Le 18 octobre dernier, la chaîne de télévision franco-allemande Arte diffusait un reportage engagé dans lequel des chercheurs remettent en question le lien entre le cholestérol et les maladies cardio-vasculaires. La réalisatrice Anne Georget retrace l’histoire de 60 ans de recherche scientifique qui ont désigné ce lipide à la vindicte médicale et populaire.
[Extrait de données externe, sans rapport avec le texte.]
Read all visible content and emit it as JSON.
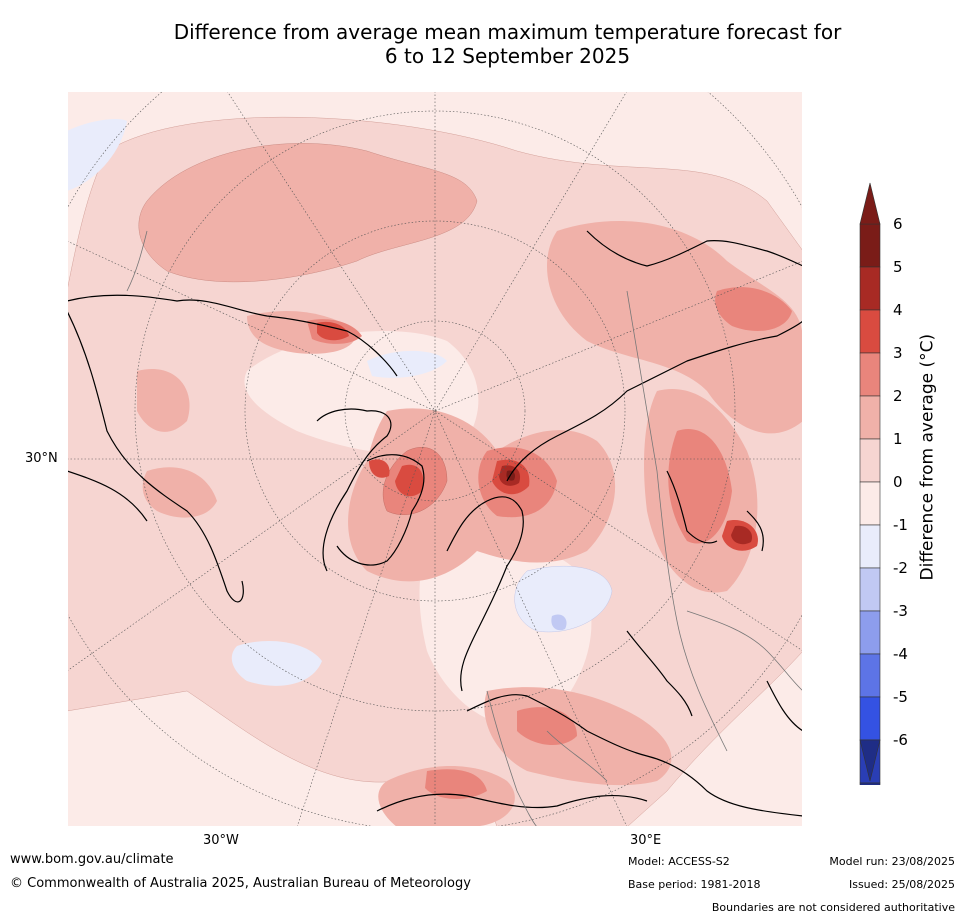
{
  "title_line1": "Difference from average mean maximum temperature forecast for",
  "title_line2": "6 to 12 September 2025",
  "axis_labels": {
    "lat": "30°N",
    "lon_west": "30°W",
    "lon_east": "30°E"
  },
  "colorbar": {
    "label": "Difference from average (°C)",
    "ticks": [
      "6",
      "5",
      "4",
      "3",
      "2",
      "1",
      "0",
      "-1",
      "-2",
      "-3",
      "-4",
      "-5",
      "-6"
    ],
    "colors_warm": [
      "#7a1c18",
      "#a82a24",
      "#d94b40",
      "#e9857c",
      "#f0b1a9",
      "#f6d5d1",
      "#fcebe8"
    ],
    "colors_cool": [
      "#e9ecfb",
      "#c1c9f3",
      "#8d9ded",
      "#5d74e6",
      "#3452e3",
      "#2a3eb5",
      "#1f2d86"
    ]
  },
  "footer": {
    "url": "www.bom.gov.au/climate",
    "copyright": "© Commonwealth of Australia 2025, Australian Bureau of Meteorology",
    "model": "Model: ACCESS-S2",
    "base_period": "Base period: 1981-2018",
    "model_run": "Model run: 23/08/2025",
    "issued": "Issued: 25/08/2025",
    "disclaimer": "Boundaries are not considered authoritative"
  }
}
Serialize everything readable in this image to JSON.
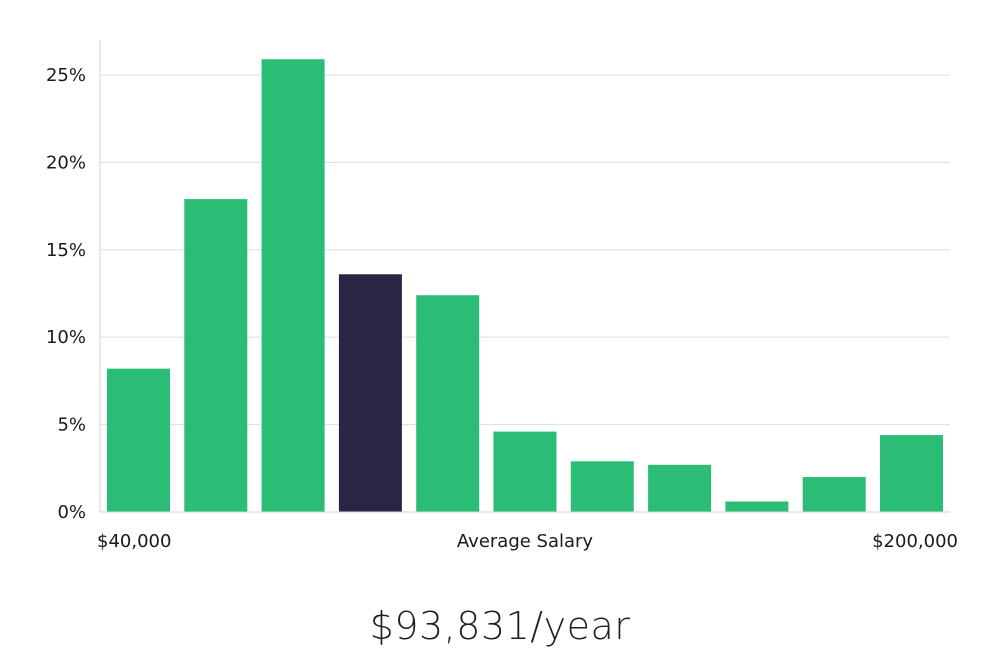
{
  "chart_data": {
    "type": "bar",
    "title": "",
    "xlabel": "Average Salary",
    "ylabel": "",
    "x_min_label": "$40,000",
    "x_max_label": "$200,000",
    "ylim": [
      0,
      27
    ],
    "yticks": [
      0,
      5,
      10,
      15,
      20,
      25
    ],
    "ytick_labels": [
      "0%",
      "5%",
      "10%",
      "15%",
      "20%",
      "25%"
    ],
    "values": [
      8.2,
      17.9,
      25.9,
      13.6,
      12.4,
      4.6,
      2.9,
      2.7,
      0.6,
      2.0,
      4.4
    ],
    "highlight_index": 3,
    "colors": {
      "bar": "#2bbd76",
      "highlight": "#2a2545"
    },
    "grid": true
  },
  "footer": {
    "salary_text": "$93,831/year"
  }
}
La société française de cardiologie, la Ligue cardiologique belge et l’Association Belge de l’Hypercholestérolémie Familiale s'indignent de la diffusion d'un tel documentaire.
Le cholestérol, cause majeure des accidents cardio-vasculaires ? Une majorité de scientifiques l’affirme. Mais certains chercheurs vont à contre-courant de cette pensée dominante. La réalisatrice Anne Georget a donné la parole à ces derniers dans un documentaire intitulé "Cholestérol : le grand bluff". Fruit de trois ans d’investigation, le film tend à disculper le cholestérol de la mortalité cardiovasculaire. Un sujet très sensible puisqu’en Belgique, comme dans d’autres pays industrialisés, les maladies cardiovasculaires constituent la première cause de décès.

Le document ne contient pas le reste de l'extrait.